Le 21 janvier 2022, la société [9], venant aux droits de la société [10], a établi une déclaration d'accident de travail à destination de la [Adresse 4] (ci-après la [6]) à propos d'un accident survenu le 17 janvier précédent à 10h30 à M. [E], en indiquant que ce dernier avait fait un malaise et que son état de santé étant incompatible avec les travaux à effectuer, il avait été emmené à l'infirmerie puis évacué par les pompiers à l'hôpital.
Un certificat médical initial a été établi le 26 janvier 2022, faisant état d'un syndrome coronarien aigu survenu au travail, ayant justifié une revascularisation et une coronographie.
Le 26 avril 2022, la [6] a notifié à la société [9] sa décision de prendre en charge le sinistre du 17 janvier 2022 de M. [E] au titre de la législation sur les risques professionnels.
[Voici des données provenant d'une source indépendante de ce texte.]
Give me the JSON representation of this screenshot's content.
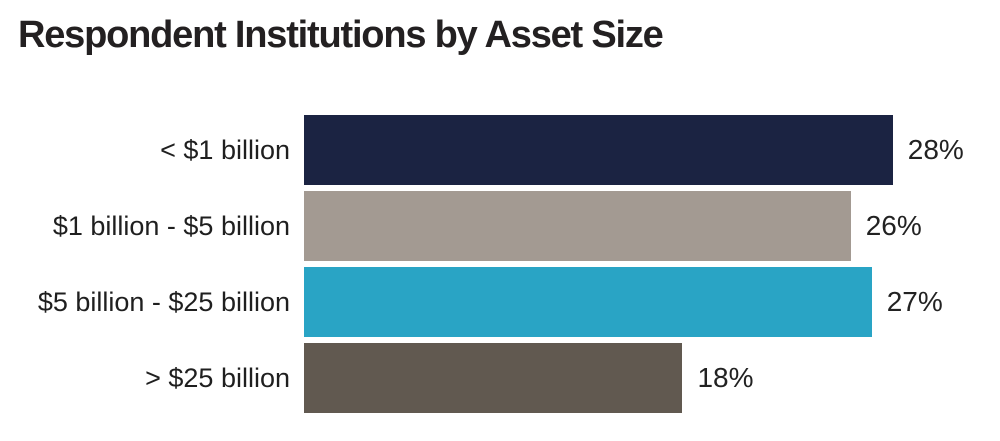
{
  "title": "Respondent Institutions by Asset Size",
  "chart_data": {
    "type": "bar",
    "orientation": "horizontal",
    "title": "Respondent Institutions by Asset Size",
    "categories": [
      "< $1 billion",
      "$1 billion - $5 billion",
      "$5 billion - $25 billion",
      "> $25 billion"
    ],
    "values": [
      28,
      26,
      27,
      18
    ],
    "value_labels": [
      "28%",
      "26%",
      "27%",
      "18%"
    ],
    "bar_colors": [
      "#1b2342",
      "#a39a92",
      "#29a4c5",
      "#615950"
    ],
    "xlabel": "",
    "ylabel": "",
    "xlim": [
      0,
      33.1
    ],
    "grid": false,
    "legend_position": "none",
    "value_label_position": "outside-end",
    "title_color": "#232021",
    "label_color": "#1f1f1f",
    "background": "#ffffff"
  }
}
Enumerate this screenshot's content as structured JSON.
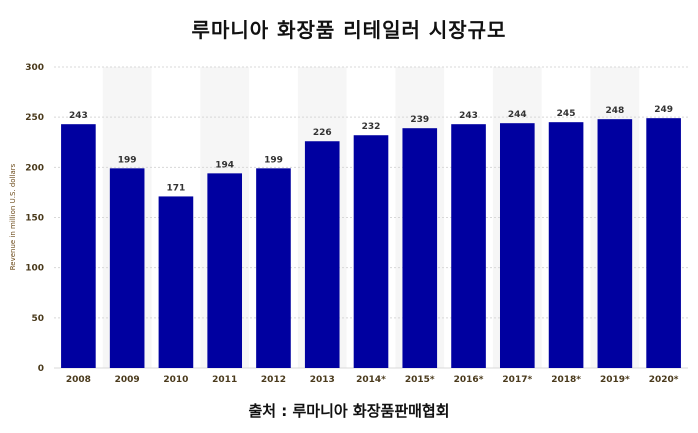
{
  "header": {
    "title": "루마니아 화장품 리테일러 시장규모"
  },
  "footer": {
    "source": "출처 : 루마니아 화장품판매협회"
  },
  "chart_data": {
    "type": "bar",
    "title": "루마니아 화장품 리테일러 시장규모",
    "ylabel": "Revenue in million U.S. dollars",
    "xlabel": "",
    "categories": [
      "2008",
      "2009",
      "2010",
      "2011",
      "2012",
      "2013",
      "2014*",
      "2015*",
      "2016*",
      "2017*",
      "2018*",
      "2019*",
      "2020*"
    ],
    "values": [
      243,
      199,
      171,
      194,
      199,
      226,
      232,
      239,
      243,
      244,
      245,
      248,
      249
    ],
    "ylim": [
      0,
      300
    ],
    "yticks": [
      0,
      50,
      100,
      150,
      200,
      250,
      300
    ],
    "grid": true,
    "bar_color": "#0000a0",
    "band_color": "#f6f6f6"
  }
}
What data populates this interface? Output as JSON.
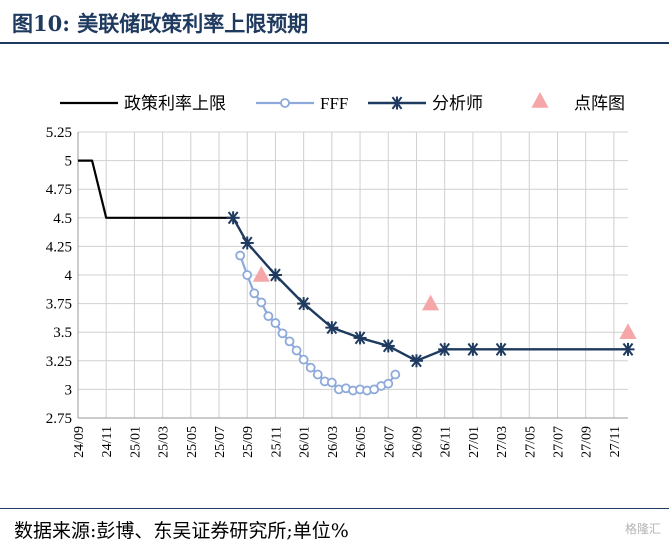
{
  "header": {
    "title": "图10:  美联储政策利率上限预期"
  },
  "footer": {
    "source": "数据来源:彭博、东吴证券研究所;单位%",
    "watermark": "格隆汇"
  },
  "colors": {
    "policy": "#000000",
    "fff": "#8eaadb",
    "analyst": "#1f3a5f",
    "dot": "#f4a6a8",
    "grid": "#d0d0d0",
    "title": "#1f3a5f"
  },
  "chart_data": {
    "type": "line",
    "title": "",
    "xlabel": "",
    "ylabel": "",
    "ylim": [
      2.75,
      5.25
    ],
    "yticks": [
      "5.25",
      "5",
      "4.75",
      "4.5",
      "4.25",
      "4",
      "3.75",
      "3.5",
      "3.25",
      "3",
      "2.75"
    ],
    "months": [
      "24/09",
      "24/10",
      "24/11",
      "24/12",
      "25/01",
      "25/02",
      "25/03",
      "25/04",
      "25/05",
      "25/06",
      "25/07",
      "25/08",
      "25/09",
      "25/10",
      "25/11",
      "25/12",
      "26/01",
      "26/02",
      "26/03",
      "26/04",
      "26/05",
      "26/06",
      "26/07",
      "26/08",
      "26/09",
      "26/10",
      "26/11",
      "26/12",
      "27/01",
      "27/02",
      "27/03",
      "27/04",
      "27/05",
      "27/06",
      "27/07",
      "27/08",
      "27/09",
      "27/10",
      "27/11",
      "27/12"
    ],
    "xticklabels": [
      "24/09",
      "24/11",
      "25/01",
      "25/03",
      "25/05",
      "25/07",
      "25/09",
      "25/11",
      "26/01",
      "26/03",
      "26/05",
      "26/07",
      "26/09",
      "26/11",
      "27/01",
      "27/03",
      "27/05",
      "27/07",
      "27/09",
      "27/11"
    ],
    "grid": true,
    "legend_position": "top",
    "series": [
      {
        "key": "policy",
        "name": "政策利率上限",
        "marker": "none",
        "points": [
          [
            "24/09",
            5.0
          ],
          [
            "24/10",
            5.0
          ],
          [
            "24/11",
            4.5
          ],
          [
            "24/12",
            4.5
          ],
          [
            "25/01",
            4.5
          ],
          [
            "25/02",
            4.5
          ],
          [
            "25/03",
            4.5
          ],
          [
            "25/04",
            4.5
          ],
          [
            "25/05",
            4.5
          ],
          [
            "25/06",
            4.5
          ],
          [
            "25/07",
            4.5
          ],
          [
            "25/08",
            4.5
          ]
        ]
      },
      {
        "key": "fff",
        "name": "FFF",
        "marker": "circle",
        "points": [
          [
            "25/08.5",
            4.17
          ],
          [
            "25/09",
            4.0
          ],
          [
            "25/09.5",
            3.84
          ],
          [
            "25/10",
            3.76
          ],
          [
            "25/10.5",
            3.64
          ],
          [
            "25/11",
            3.58
          ],
          [
            "25/11.5",
            3.49
          ],
          [
            "25/12",
            3.42
          ],
          [
            "25/12.5",
            3.34
          ],
          [
            "26/01",
            3.26
          ],
          [
            "26/01.5",
            3.19
          ],
          [
            "26/02",
            3.13
          ],
          [
            "26/02.5",
            3.07
          ],
          [
            "26/03",
            3.06
          ],
          [
            "26/03.5",
            3.0
          ],
          [
            "26/04",
            3.01
          ],
          [
            "26/04.5",
            2.99
          ],
          [
            "26/05",
            3.0
          ],
          [
            "26/05.5",
            2.99
          ],
          [
            "26/06",
            3.0
          ],
          [
            "26/06.5",
            3.03
          ],
          [
            "26/07",
            3.05
          ],
          [
            "26/07.5",
            3.13
          ]
        ]
      },
      {
        "key": "analyst",
        "name": "分析师",
        "marker": "asterisk",
        "points": [
          [
            "25/08",
            4.5
          ],
          [
            "25/09",
            4.28
          ],
          [
            "25/11",
            4.0
          ],
          [
            "26/01",
            3.75
          ],
          [
            "26/03",
            3.54
          ],
          [
            "26/05",
            3.45
          ],
          [
            "26/07",
            3.38
          ],
          [
            "26/09",
            3.25
          ],
          [
            "26/11",
            3.35
          ],
          [
            "27/01",
            3.35
          ],
          [
            "27/03",
            3.35
          ]
        ]
      },
      {
        "key": "dot",
        "name": "点阵图",
        "marker": "triangle",
        "points": [
          [
            "25/10",
            4.0
          ],
          [
            "26/10",
            3.75
          ],
          [
            "27/12",
            3.5
          ]
        ]
      }
    ]
  }
}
Ayant des doutes sur la pertinence des arrêts de travail dont bénéficiait M. [E], la société [9] a, par courrier du 10 mai 2022, saisi la commission médicale de recours amiable (ci-après la [5]) d'une contestation de durée et de l'imputabilité des soins et arrêts travail prescrits à M. [E] et pris en charge par la caisse au titre de l'accident de travail du 17 janvier 2022.
Parallèlement, par requête reçue au greffe le 4 août 2022,la société [9] a saisi le pôle social du tribunal judiciaire de Boulogne-sur-Mer d'une demande tendant, principalement, à voir déclarer inopposable à son égard la décision de prise en charge de l'accident du travail du 17 janvier 2022 et, subsidiairement, à voir ordonner une expertise médicale.
Le 6 octobre 2022, la [5] a rejeté la contestation de l'employeur et, en conséquence, a confirmé l'imputabilité de l'ensemble des soins et arrêts prescrits à M. [E] au titre de l'accident du travail en date du 17 janvier 2022. Cette décision a été notifiée à la société le 29 novembre 2022.
Par courrier recommandé expédié le 16 janvier 2023, la société [9] a saisi le pôle social du tribunal judiciaire de Boulogne-sur-Mer d'un recours à l'encontre de la décision de rejet de la [5].
Par jugement en date du 21 avril 2023, le pôle social du tribunal judiciaire de Boulogne-sur-Mer, dans la première affaire, a dit que le recours de la société [9] était recevable mais l'en a déboutée et a dit que la décision de prise en charge de l'accident survenu à M. [E] le 17 janvier 2022 au titre des risques professionnels était opposable à la société en toutes ses conséquences financières.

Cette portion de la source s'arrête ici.